Jacques/Jawhar Vignet-Zunz présente l’Afrique du Nord comme une société marquée par quatre milieux : la ville, la montagne, la steppe et le désert ainsi que l’oasis et un même fond de populations, Imazighen ou Arabes. Il pose la question de savoir comment la montagne a pu constituer un milieu attractif et note qu’elle est très peuplée, peu élevée, de climat peu rigoureux, mieux arrosée que la plaine et offrant une réelle sécurité alimentaire malgré la rareté des sols. Partant d’une problématique centrée sur les sociétés de montagne, l’auteur, montre la multiplicité et l’importance des savoirs dans les massifs montagneux maghrébins à l’exemple du Rif occidental, de la Kabylie et de Jabal Nafûsa tripolitain.

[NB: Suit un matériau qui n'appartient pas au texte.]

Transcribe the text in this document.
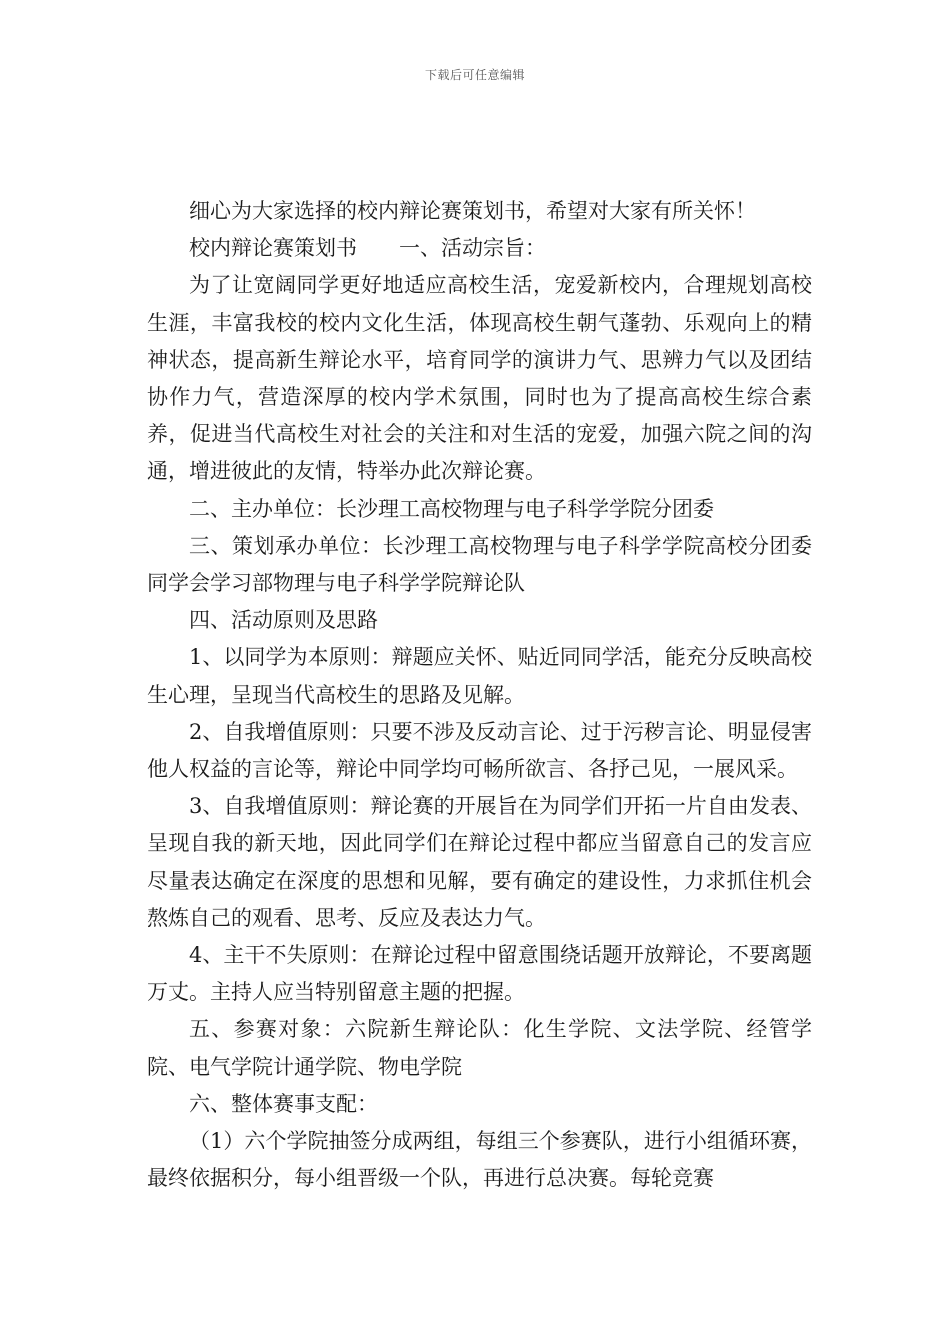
下载后可任意编辑

细心为大家选择的校内辩论赛策划书，希望对大家有所关怀！

校内辩论赛策划书　　一、活动宗旨：

为了让宽阔同学更好地适应高校生活，宠爱新校内，合理规划高校生涯，丰富我校的校内文化生活，体现高校生朝气蓬勃、乐观向上的精神状态，提高新生辩论水平，培育同学的演讲力气、思辨力气以及团结协作力气，营造深厚的校内学术氛围，同时也为了提高高校生综合素养，促进当代高校生对社会的关注和对生活的宠爱，加强六院之间的沟通，增进彼此的友情，特举办此次辩论赛。

二、主办单位：长沙理工高校物理与电子科学学院分团委

三、策划承办单位：长沙理工高校物理与电子科学学院高校分团委同学会学习部物理与电子科学学院辩论队

四、活动原则及思路

1、以同学为本原则：辩题应关怀、贴近同同学活，能充分反映高校生心理，呈现当代高校生的思路及见解。

2、自我增值原则：只要不涉及反动言论、过于污秽言论、明显侵害他人权益的言论等，辩论中同学均可畅所欲言、各抒己见，一展风采。

3、自我增值原则：辩论赛的开展旨在为同学们开拓一片自由发表、呈现自我的新天地，因此同学们在辩论过程中都应当留意自己的发言应尽量表达确定在深度的思想和见解，要有确定的建设性，力求抓住机会熬炼自己的观看、思考、反应及表达力气。

4、主干不失原则：在辩论过程中留意围绕话题开放辩论，不要离题万丈。主持人应当特别留意主题的把握。

五、参赛对象：六院新生辩论队：化生学院、文法学院、经管学院、电气学院计通学院、物电学院

六、整体赛事支配：

（1）六个学院抽签分成两组，每组三个参赛队，进行小组循环赛，最终依据积分，每小组晋级一个队，再进行总决赛。每轮竞赛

L’auteur conclut qu’en Afrique du Nord, la montagne, dans un grand nombre de cas, apparaît comme un milieu privilégié et le lieu d’une dynamique indéniable.

Les zaouias qui essaiment dans le territoire montagneux, notamment en Kabylie, ont eu un triple rôle : religieux, cognitif et social. Dans son article, Fatima Iberraken nous livre un aspect très peu connu de la vie de la zaouia Chellata, fief de la famille Ben Ali Cherif qui a pu continuer, dans un moment difficile de son histoire, à faire assumer ses fonctions par les femmes qu’on croyait confinées dans un statut bien moins valorisant que celui du maître. Elles jouissent d’un ilm qui les autorise à occuper ces fonctions et jouent sur un double registre, celui de la femme détentrice du savoir et de l’affection pour « asservir ». A partir de discours d’acteurs-serviteurs décrivant l’institution de l’intérieur, l’auteure met en évidence la coexistence du religieux avec l’asservissement des sujets.

En définitive, les articles contenus dans ce dossier pourront incontestablement ouvrir de nouvelles perspectives de recherche sur cette thématique importante.